Is there any way to change the default shortcuts for smileys? I ask because I'm seeing quite a lot of this sort of thing in P&L:

a) Serious point about difficult subject
B) Even more serious point about difficult subject

Personally I'd be delighted to see the wretched things switched off entirely, but that's not a common point of view...


----------



## Dan B (30 Jul 2010)

srw said:


> Personally I'd be delighted to see the wretched things switched off entirely


I believe that happened once in another cycling forum ... as you surmise, it was not a popular decision


----------



## srw (30 Jul 2010)

I know. I was there (as they say).


----------



## Shaun (30 Jul 2010)

Sorry, no, there is no method (currently) for removing smilies from posts on an individual basis.

If the option is ever added, I'll let everyone know.

Cheers,
Shaun


----------



## Arch (30 Jul 2010)

Could we just lose that smiley altogther? There's still the cool one () which is the same.

It's annoying me a bit, I must say...


----------



## Shaun (30 Jul 2010)

To get rid of any smiley requires removal of the BBcode from the posts database, and if we're replacing instances of it with a different one, the replacement code inserting.

Not a small undertaking with 1.3 million posts ... 
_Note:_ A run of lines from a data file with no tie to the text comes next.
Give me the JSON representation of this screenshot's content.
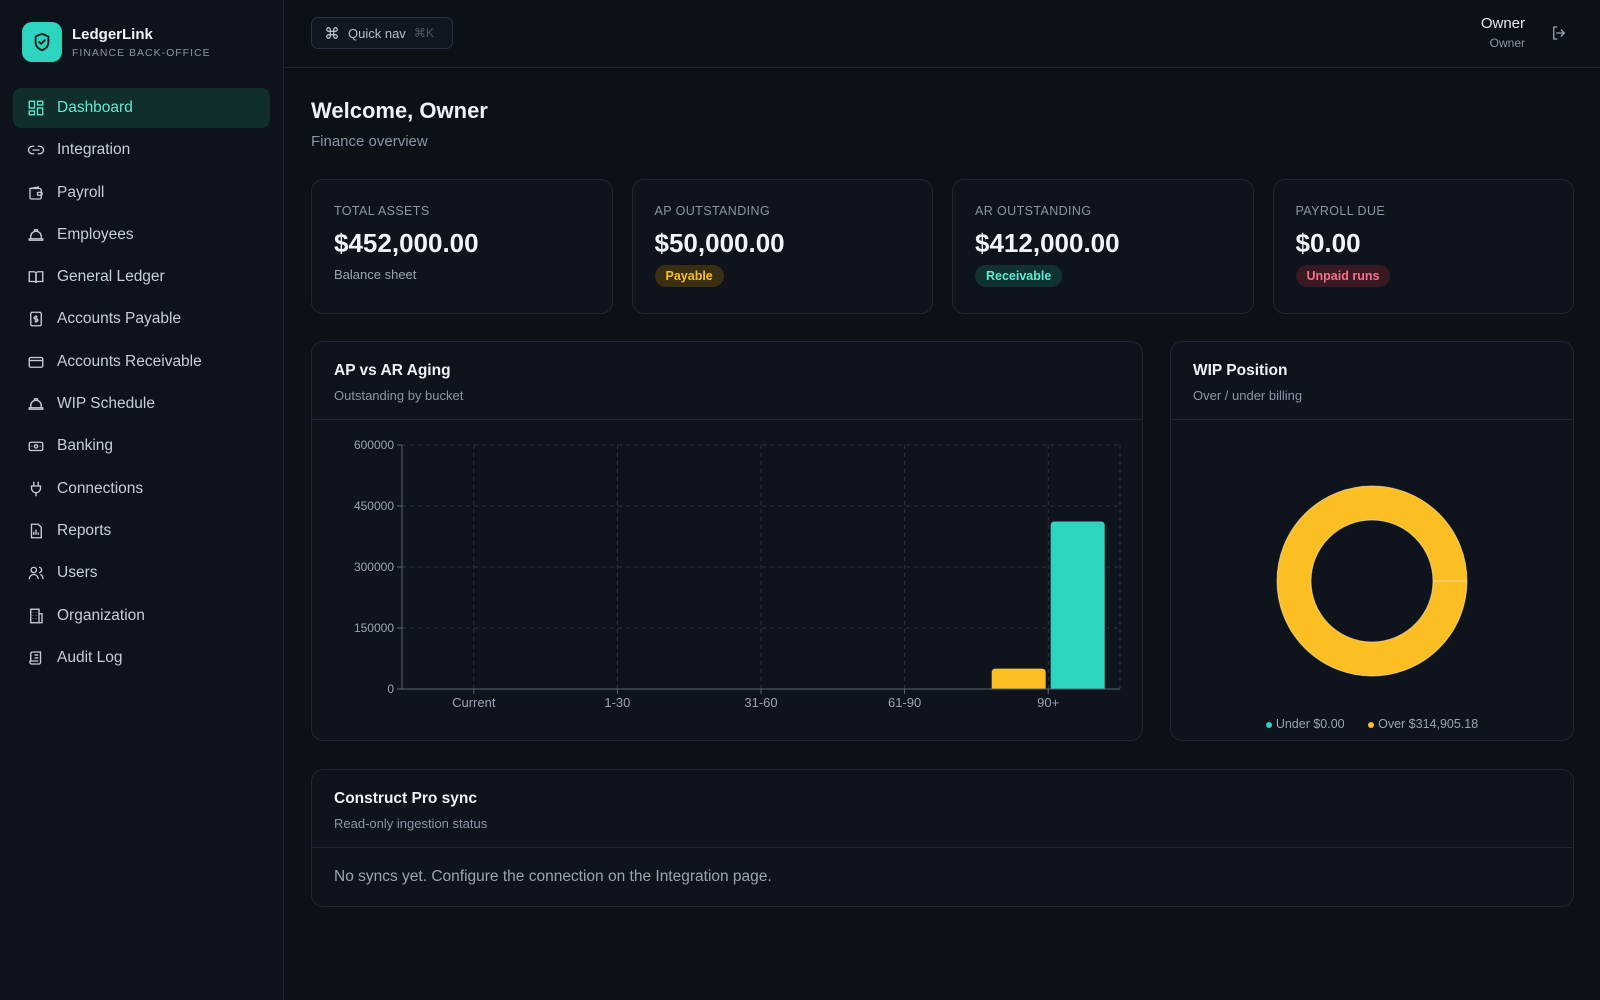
{
  "app": {
    "name": "LedgerLink",
    "subtitle": "FINANCE BACK-OFFICE"
  },
  "sidebar": {
    "items": [
      {
        "label": "Dashboard",
        "icon": "dashboard-icon",
        "active": true
      },
      {
        "label": "Integration",
        "icon": "link-icon"
      },
      {
        "label": "Payroll",
        "icon": "wallet-icon"
      },
      {
        "label": "Employees",
        "icon": "hard-hat-icon"
      },
      {
        "label": "General Ledger",
        "icon": "book-icon"
      },
      {
        "label": "Accounts Payable",
        "icon": "receipt-dollar-icon"
      },
      {
        "label": "Accounts Receivable",
        "icon": "credit-card-icon"
      },
      {
        "label": "WIP Schedule",
        "icon": "hard-hat-icon"
      },
      {
        "label": "Banking",
        "icon": "banknote-icon"
      },
      {
        "label": "Connections",
        "icon": "plug-icon"
      },
      {
        "label": "Reports",
        "icon": "file-chart-icon"
      },
      {
        "label": "Users",
        "icon": "users-icon"
      },
      {
        "label": "Organization",
        "icon": "building-icon"
      },
      {
        "label": "Audit Log",
        "icon": "scroll-icon"
      }
    ]
  },
  "topbar": {
    "quicknav_label": "Quick nav",
    "quicknav_shortcut": "⌘K",
    "user_name": "Owner",
    "user_role": "Owner"
  },
  "page": {
    "welcome": "Welcome, Owner",
    "subtitle": "Finance overview"
  },
  "stats": [
    {
      "label": "TOTAL ASSETS",
      "value": "$452,000.00",
      "note": "Balance sheet"
    },
    {
      "label": "AP OUTSTANDING",
      "value": "$50,000.00",
      "badge": "Payable",
      "badge_color": "#fbbf24"
    },
    {
      "label": "AR OUTSTANDING",
      "value": "$412,000.00",
      "badge": "Receivable",
      "badge_color": "#5eead4"
    },
    {
      "label": "PAYROLL DUE",
      "value": "$0.00",
      "badge": "Unpaid runs",
      "badge_color": "#f4708a"
    }
  ],
  "aging_card": {
    "title": "AP vs AR Aging",
    "subtitle": "Outstanding by bucket"
  },
  "wip_card": {
    "title": "WIP Position",
    "subtitle": "Over / under billing",
    "legend_under": "Under $0.00",
    "legend_over": "Over $314,905.18"
  },
  "sync_card": {
    "title": "Construct Pro sync",
    "subtitle": "Read-only ingestion status",
    "message": "No syncs yet. Configure the connection on the Integration page."
  },
  "colors": {
    "accent": "#2dd4bf",
    "ap": "#fbbf24",
    "ar": "#2dd4bf"
  },
  "chart_data": [
    {
      "type": "bar",
      "categories": [
        "Current",
        "1-30",
        "31-60",
        "61-90",
        "90+"
      ],
      "series": [
        {
          "values": [
            0,
            0,
            0,
            0,
            50000
          ],
          "color": "#fbbf24"
        },
        {
          "values": [
            0,
            0,
            0,
            0,
            412000
          ],
          "color": "#2dd4bf"
        }
      ],
      "yticks": [
        "0",
        "150000",
        "300000",
        "450000",
        "600000"
      ],
      "ylim": [
        0,
        600000
      ],
      "grid": true
    },
    {
      "type": "pie",
      "categories": [
        "Under",
        "Over"
      ],
      "values": [
        0,
        314905.18
      ],
      "colors": [
        "#2dd4bf",
        "#fbbf24"
      ]
    }
  ]
}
I'll review the current list and see about removing duplicates, but it'll be a while before I get to it.

Cheers,
Shaun


----------



## Arch (30 Jul 2010)

Need we replace all the instances of it? 

Also, the problem one ( B) ) is the newer one, that came with the new forum - so it won't go back far.

I don't think it's used all that often - well not on purpose....


----------



## HJ (30 Jul 2010)

The simple answer is to use the Adblock Plus browser plugin and block it your self...


----------



## Shaun (30 Jul 2010)

Ah, the penny has just dropped ... I couldn't get the gist of it when browsing on the mobile skin.

Alphabet bullets are being fudged by the b ) smiley shortcut.

I've changed that particular one from b) to :be cool: <- minus the space, so it shouldn't have a negative effect on bullet lists now.

Cheers,
Shaun


----------



## Shaun (30 Jul 2010)

Just to double-check:

a) We need more smilies
b) But not with shortcuts for common items we put in posts
c) And certainly no more "cool" ones ... lol

Cheers,
Shaun


----------



## Shaun (30 Jul 2010)

Bingo


----------



## Arch (31 Jul 2010)

Brilliant! Cheers Shaun!

Now, is there way to sort the issue about needing a space in front of smilies, otherwise you only get the code thus

I'm just about remembering to bung a space in, but I notice a lot of people are not...


----------



## Shaun (31 Jul 2010)

No, not at the moment. Me and a few other forum owners have petitioned the developers to make it work regardless of the space so we'll see what happens.


----------



## HLaB (31 Jul 2010)

HJ said:


> The simple answer is to use the Adblock Plus browser plugin and block it your self...



I use Adblock plus and by default it doesn't block smilies and I don't think I'll change that because I think they are


----------